Unlocking Na-Storage Potential: Hierarchical NASICON Na4MnV(PO4)3 Cathode with Precise V(III)/Mn(II) Integration through the Citric Acid-Derived Carbon Layer

The inherent low electronic conductivity of NASICON-type Na₄MnV(PO₄)₃ (NMVP) impedes its use in advanced energy storage. Herein, we address this challenge by introducing a citric acid-derived carbon coating to elevate the material’s conductivity and electrochemical performance.

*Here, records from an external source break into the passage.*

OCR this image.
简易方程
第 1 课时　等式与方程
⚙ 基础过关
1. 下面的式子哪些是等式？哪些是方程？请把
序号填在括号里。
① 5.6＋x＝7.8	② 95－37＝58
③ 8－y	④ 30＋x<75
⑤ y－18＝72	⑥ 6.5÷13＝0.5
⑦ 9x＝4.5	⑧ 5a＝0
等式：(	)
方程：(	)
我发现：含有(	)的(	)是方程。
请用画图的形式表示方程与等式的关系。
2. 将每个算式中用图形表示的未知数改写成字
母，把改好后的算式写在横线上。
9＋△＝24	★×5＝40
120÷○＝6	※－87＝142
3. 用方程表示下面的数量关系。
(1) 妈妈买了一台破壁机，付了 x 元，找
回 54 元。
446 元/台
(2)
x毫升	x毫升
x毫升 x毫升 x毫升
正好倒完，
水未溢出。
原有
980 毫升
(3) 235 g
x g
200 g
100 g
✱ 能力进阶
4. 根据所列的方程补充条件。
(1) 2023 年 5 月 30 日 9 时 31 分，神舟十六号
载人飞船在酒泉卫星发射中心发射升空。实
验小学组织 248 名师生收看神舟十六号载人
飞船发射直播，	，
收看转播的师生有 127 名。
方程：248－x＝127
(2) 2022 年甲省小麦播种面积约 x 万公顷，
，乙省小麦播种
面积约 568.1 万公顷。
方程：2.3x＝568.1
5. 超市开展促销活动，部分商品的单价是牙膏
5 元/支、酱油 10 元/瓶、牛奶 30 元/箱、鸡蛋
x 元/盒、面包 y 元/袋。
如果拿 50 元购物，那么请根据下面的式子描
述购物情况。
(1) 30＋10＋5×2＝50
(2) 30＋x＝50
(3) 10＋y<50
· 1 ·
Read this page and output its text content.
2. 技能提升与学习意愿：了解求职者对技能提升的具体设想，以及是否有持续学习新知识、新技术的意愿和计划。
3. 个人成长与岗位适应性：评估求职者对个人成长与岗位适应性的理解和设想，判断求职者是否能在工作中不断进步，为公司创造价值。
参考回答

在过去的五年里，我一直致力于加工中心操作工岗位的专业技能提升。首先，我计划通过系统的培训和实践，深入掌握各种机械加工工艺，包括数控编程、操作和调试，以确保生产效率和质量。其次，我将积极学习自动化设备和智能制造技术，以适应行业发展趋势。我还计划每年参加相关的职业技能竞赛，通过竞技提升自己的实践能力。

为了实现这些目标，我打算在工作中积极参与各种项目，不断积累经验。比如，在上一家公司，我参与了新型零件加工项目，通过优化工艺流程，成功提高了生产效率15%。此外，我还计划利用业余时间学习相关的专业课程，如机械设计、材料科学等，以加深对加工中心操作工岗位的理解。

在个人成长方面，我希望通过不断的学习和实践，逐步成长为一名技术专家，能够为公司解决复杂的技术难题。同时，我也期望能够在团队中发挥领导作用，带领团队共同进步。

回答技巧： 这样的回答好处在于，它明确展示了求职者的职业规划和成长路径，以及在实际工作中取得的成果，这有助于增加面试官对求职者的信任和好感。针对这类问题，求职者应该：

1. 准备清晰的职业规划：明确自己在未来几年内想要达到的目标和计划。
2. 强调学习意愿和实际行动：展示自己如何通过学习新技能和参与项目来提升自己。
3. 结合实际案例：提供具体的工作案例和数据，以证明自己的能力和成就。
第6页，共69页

By precisely tailoring the configuration of the carbon layer, we fabricated Na₄MnV(PO₄)₃ encapsulated by a carbon coating (NMVP@C) and constructed a 3D hierarchical architecture with incorporated V(III) and Mn(II) states, which prompts the reversible redox reaction, augments Na⁺ storage capability, and mitigates volume expansion during cycling. The optimal cathode manifests superior rate capability and a long life span with 107.5 mA h g^–1 at 1 C and 82.5% capacity retention over 5000 cycles at 20 C. The hard carbon//NMVP@C full cell confirms practical applicability with good electrochemical performance. This work underscores the pivotal interplay among the carbon layer, Na⁺ mobility, and structural integrity in NASICON cathodes, offering a pathway to develop high-performance and cost-effective cathode materials for sodium-ion batteries.